3.10. Concise Implementation of Multilayer Perceptron¶
Now that we learned how multilayer perceptrons (MLPs) work in theory, let’s implement them. We begin, as always, by importing modules.
In [1]:
import sys
sys.path.insert(0, '..')
import d2l
from mxnet import gluon, init
from mxnet.gluon import loss as gloss, nn
3.10.1. The Model¶
The only difference from the softmax regression is the addition of a fully connected layer as a hidden layer. It has 256 hidden units and uses ReLU as the activation function.
In [2]:
net = nn.Sequential()
net.add(nn.Dense(256, activation='relu'))
net.add(nn.Dense(10))
net.initialize(init.Normal(sigma=0.01))
One minor detail is of note when invoking net.add(). It adds one or
more layers to the network. That is, an equivalent to the above lines
would be net.add(nn.Dense(256, activation='relu'), nn.Dense(10)).

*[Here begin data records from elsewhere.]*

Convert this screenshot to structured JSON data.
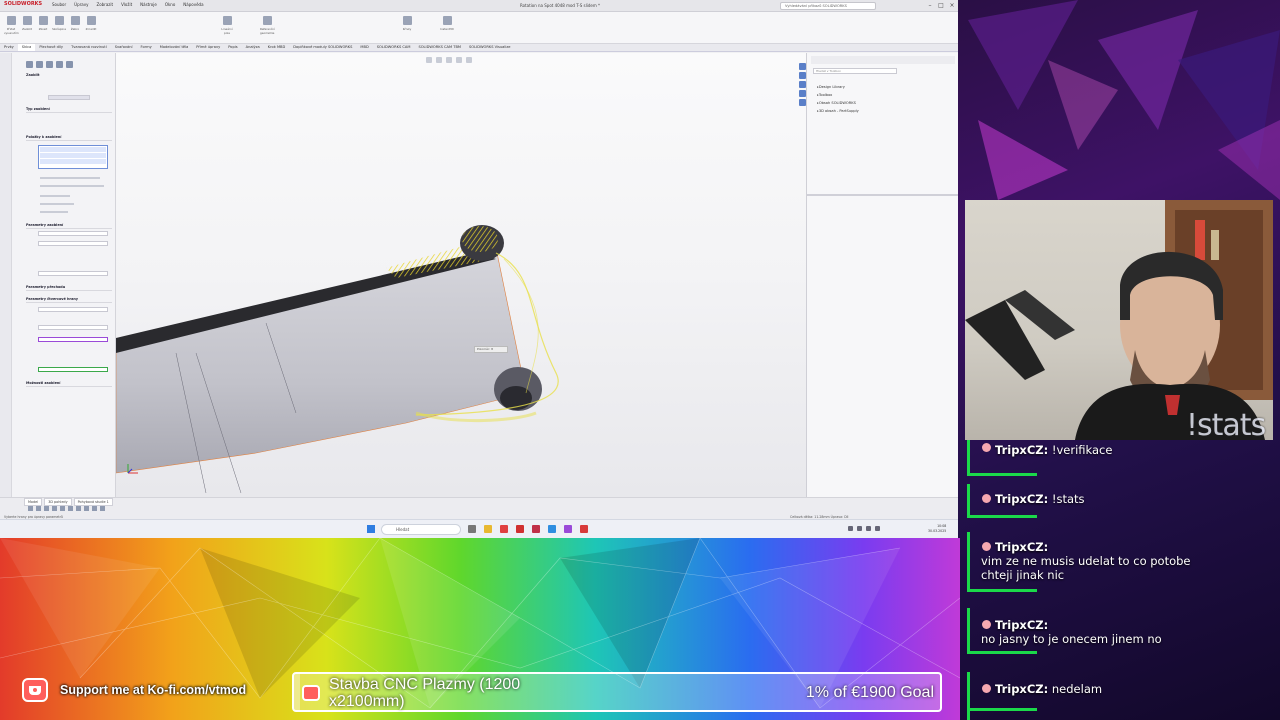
{
  "solidworks": {
    "app_name": "SOLIDWORKS",
    "doc_title": "Rotation na Spot 4048 mod T-S slidem *",
    "search_placeholder": "Vyhledávání příkazů SOLIDWORKS",
    "menu": [
      "Soubor",
      "Úpravy",
      "Zobrazit",
      "Vložit",
      "Nástroje",
      "Okno",
      "Nápověda"
    ],
    "tabs": [
      "Prvky",
      "Skica",
      "Plechové díly",
      "Tvarovaná rozvinutí",
      "Svařování",
      "Formy",
      "Modelování těla",
      "Přímé úpravy",
      "Popis",
      "Analýza",
      "Krok MBD",
      "Doplňkové moduly SOLIDWORKS",
      "MBD",
      "SOLIDWORKS CAM",
      "SOLIDWORKS CAM TBM",
      "SOLIDWORKS Visualize"
    ],
    "active_tab": "Prvky",
    "ribbon_buttons": [
      "Přidat vysunutím",
      "Zaoblit",
      "Zkosit",
      "Skořepina",
      "Žebro",
      "Zrcadlit",
      "Lineární pole",
      "Referenční geometrie",
      "Křivky",
      "Instant3D"
    ],
    "left_panel": {
      "title": "Zaoblit",
      "sections": [
        "Typ zaoblení",
        "Položky k zaoblení",
        "Parametry zaoblení",
        "Parametry přechodu",
        "Parametry čtvercové hrany",
        "Možnosti zaoblení"
      ]
    },
    "task_pane": {
      "search_placeholder": "Hledat v Toolbox",
      "tree": [
        "Design Library",
        "Toolbox",
        "Obsah SOLIDWORKS",
        "3D obsah - PartSupply"
      ]
    },
    "bottom_tabs": [
      "Model",
      "3D pohledy",
      "Pohybová studie 1"
    ],
    "status_left": "Vyberte hrany pro úpravy parametrů",
    "status_right": "Celková délka: 11.28mm    Úprava: Díl",
    "tooltip": "Poloměr: 8"
  },
  "taskbar": {
    "search_label": "Hledat",
    "time": "10:08",
    "date": "30.03.2025"
  },
  "overlay": {
    "stats_text": "!stats",
    "kofi_text": "Support me at Ko-fi.com/vtmod",
    "goal_title": "Stavba CNC Plazmy (1200 x2100mm)",
    "goal_progress_text": "1% of €1900 Goal",
    "goal_fraction": 0.01
  },
  "chat": [
    {
      "user": "TripxCZ:",
      "text": "!verifikace"
    },
    {
      "user": "TripxCZ:",
      "text": "!stats"
    },
    {
      "user": "TripxCZ:",
      "text": "vim ze ne musis udelat to co potobe\nchteji jinak nic"
    },
    {
      "user": "TripxCZ:",
      "text": "no jasny to je onecem jinem no"
    },
    {
      "user": "TripxCZ:",
      "text": "nedelam"
    }
  ],
  "colors": {
    "chat_accent": "#1bd94a",
    "kofi": "#ff5e5b",
    "fillet_preview": "#e8e04a"
  }
}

Also note that Gluon automagically infers the missing parameteters, such
as the fact that the second layer needs a matrix of size
\(256 \times 10\). This happens the first time the network is
invoked.
We use almost the same steps for softmax regression training as we do for reading and training the model.
In [3]:
batch_size = 256
train_iter, test_iter = d2l.load_data_fashion_mnist(batch_size)
loss = gloss.SoftmaxCrossEntropyLoss()
trainer = gluon.Trainer(net.collect_params(), 'sgd', {'learning_rate': 0.5})
num_epochs = 10
d2l.train_ch3(net, train_iter, test_iter, loss, num_epochs, batch_size, None,
None, trainer)
epoch 1, loss 0.8046, train acc 0.699, test acc 0.825
epoch 2, loss 0.4917, train acc 0.818, test acc 0.847
epoch 3, loss 0.4262, train acc 0.842, test acc 0.853
epoch 4, loss 0.3962, train acc 0.854, test acc 0.869
epoch 5, loss 0.3762, train acc 0.862, test acc 0.875
epoch 6, loss 0.3580, train acc 0.867, test acc 0.877
epoch 7, loss 0.3409, train acc 0.875, test acc 0.875
epoch 8, loss 0.3293, train acc 0.878, test acc 0.878
epoch 9, loss 0.3165, train acc 0.884, test acc 0.882
epoch 10, loss 0.3115, train acc 0.885, test acc 0.878
3.10.2. Problems¶
- Try adding a few more hidden layers to see how the result changes.
- Try out different activation functions. Which ones work best?
- Try out different initializations of the weights.